Ignore the document type declaration.
Even if the algorithm remains conservative, applications can influence the results by choosing how the infoset is constructed. There is no single, normative way to construct an infoset.
This appendix provides a few examples to help to clarify what we mean by “the same information.” Unless otherwise stated, there are no unshown, in-scope namespace bindings in any of these examples.
<element-one/> attr="value"
These information items are different, they are not the same kind of information item.
<element-one/> <element-two/>
These elements are different, they have different [local name]s.
<element xmlns="http://example.org/ns-one"/> <element xmlns="http://example.org/ns-two"/>
These elements are different, they have different [namespace name]s.
<element attr1="value1"/> <element attr1="value1" attr2="value2"/>
These elements are different, they have different [attributes].
<element attr1="value1"/> <element attr1="a different value"/>
These elements are different, the have different attribute values.
<element attr1="value1" attr2='value2'/> <element attr2="value2" attr1="value1"/>
These elements are the same, attribute quoting and order are insignificant in the infoset.
<element xmlns="http://example.org/ns"/> <x:element xmlns:x="http://example.org/ns"/>
These elements are the same: namespace prefix bindings on element and attribute names are not significant in the infoset.
<x:element xmlns:x="http://example.org/ns" attr="x:name"/> <y:element xmlns:y="http://example.org/ns" attr="y:name"/>
These elements are different, they have different attribute values. The infoset does not have attribute values of type “QName”, so it is not possible to determine if the attribute in this case actually contains a QName or if it just contains different characters. This specification compares the characters.
<element>Montréal</element> <element>Montréal</element>
These elements are the same: encoding differences are not significant.

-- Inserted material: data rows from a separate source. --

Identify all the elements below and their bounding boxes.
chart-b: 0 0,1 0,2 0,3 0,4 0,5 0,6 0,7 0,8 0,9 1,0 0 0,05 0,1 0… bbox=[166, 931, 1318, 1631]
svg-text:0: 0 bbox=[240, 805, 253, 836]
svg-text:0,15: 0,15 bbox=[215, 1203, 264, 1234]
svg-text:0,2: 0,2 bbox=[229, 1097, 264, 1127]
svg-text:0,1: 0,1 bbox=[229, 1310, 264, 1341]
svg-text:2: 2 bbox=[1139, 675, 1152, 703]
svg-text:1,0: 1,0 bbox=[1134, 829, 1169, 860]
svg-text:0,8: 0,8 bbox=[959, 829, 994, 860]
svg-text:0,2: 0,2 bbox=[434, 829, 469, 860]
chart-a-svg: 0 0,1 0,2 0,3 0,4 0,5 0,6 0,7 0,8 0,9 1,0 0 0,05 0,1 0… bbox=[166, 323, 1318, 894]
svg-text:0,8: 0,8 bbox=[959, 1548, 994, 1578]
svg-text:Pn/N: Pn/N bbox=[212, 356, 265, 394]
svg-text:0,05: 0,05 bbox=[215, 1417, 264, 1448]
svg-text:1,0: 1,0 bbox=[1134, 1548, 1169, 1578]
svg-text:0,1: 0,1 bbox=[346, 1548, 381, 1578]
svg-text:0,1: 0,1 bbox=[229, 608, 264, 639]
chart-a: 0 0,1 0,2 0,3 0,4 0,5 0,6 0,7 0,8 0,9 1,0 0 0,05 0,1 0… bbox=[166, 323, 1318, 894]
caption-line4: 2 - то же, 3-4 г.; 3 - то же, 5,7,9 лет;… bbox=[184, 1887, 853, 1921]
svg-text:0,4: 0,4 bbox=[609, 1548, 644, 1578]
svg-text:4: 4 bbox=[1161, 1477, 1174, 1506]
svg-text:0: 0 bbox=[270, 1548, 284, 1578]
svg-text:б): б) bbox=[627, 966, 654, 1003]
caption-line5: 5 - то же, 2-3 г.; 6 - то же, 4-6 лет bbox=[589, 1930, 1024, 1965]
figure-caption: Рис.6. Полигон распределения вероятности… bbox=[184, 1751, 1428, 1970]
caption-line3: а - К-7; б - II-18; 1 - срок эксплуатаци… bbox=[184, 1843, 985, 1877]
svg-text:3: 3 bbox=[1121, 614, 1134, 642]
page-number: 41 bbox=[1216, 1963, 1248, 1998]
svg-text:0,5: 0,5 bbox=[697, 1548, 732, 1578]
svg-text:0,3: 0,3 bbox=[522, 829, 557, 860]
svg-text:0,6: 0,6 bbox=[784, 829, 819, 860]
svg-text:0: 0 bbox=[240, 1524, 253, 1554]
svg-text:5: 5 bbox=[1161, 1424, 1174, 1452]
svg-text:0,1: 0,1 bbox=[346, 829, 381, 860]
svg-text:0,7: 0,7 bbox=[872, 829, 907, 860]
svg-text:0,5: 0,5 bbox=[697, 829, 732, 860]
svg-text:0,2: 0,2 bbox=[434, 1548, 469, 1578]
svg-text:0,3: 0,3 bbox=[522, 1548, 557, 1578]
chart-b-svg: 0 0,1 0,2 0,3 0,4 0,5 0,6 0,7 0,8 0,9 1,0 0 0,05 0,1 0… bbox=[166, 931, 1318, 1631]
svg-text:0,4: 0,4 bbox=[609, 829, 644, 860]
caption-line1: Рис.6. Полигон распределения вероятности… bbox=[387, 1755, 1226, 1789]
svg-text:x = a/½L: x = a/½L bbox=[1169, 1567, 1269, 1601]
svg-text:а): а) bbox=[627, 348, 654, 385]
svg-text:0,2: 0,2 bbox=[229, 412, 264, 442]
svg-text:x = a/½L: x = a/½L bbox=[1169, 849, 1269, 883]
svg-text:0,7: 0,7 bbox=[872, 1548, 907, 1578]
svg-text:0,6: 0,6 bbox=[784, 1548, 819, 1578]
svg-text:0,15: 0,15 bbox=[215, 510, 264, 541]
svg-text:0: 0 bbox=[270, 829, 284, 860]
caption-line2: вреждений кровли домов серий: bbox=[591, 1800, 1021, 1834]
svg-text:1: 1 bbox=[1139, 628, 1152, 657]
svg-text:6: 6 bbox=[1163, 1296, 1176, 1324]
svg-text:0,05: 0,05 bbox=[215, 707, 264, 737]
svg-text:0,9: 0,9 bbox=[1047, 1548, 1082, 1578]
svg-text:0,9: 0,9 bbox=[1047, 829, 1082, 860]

<element xml:lang="us-EN"> <element>Some content.</element> </element> <element xml:lang="us-EN"> <element xml:lang="us-en">Some content.</element> </element>
These elements are the same: all of the elements have the same content and are in the same language.
<element xsi:type="xs:double">3.0</element> <element xsi:type="xs:double">3</element>
These elements are different. The comparison is based on the infoset, not on properties of the PSVI, even if the content might be the same under some other interpretations.
<element> <element2>Some content.</element2> </element> <element><element2>Some content.</element2></element>
These elements are different. In the first case, the element
has
three children; in the second, it has only one.
<element>Some content.</element> <element>Some content.</element>
These elements are different. New line characters are not normalized in element content.
<element attr="one two">Some content.</element> <element attr="one two">Some content.</element>
These elements are the same. New line characters and whitespace are normalized in attribute content.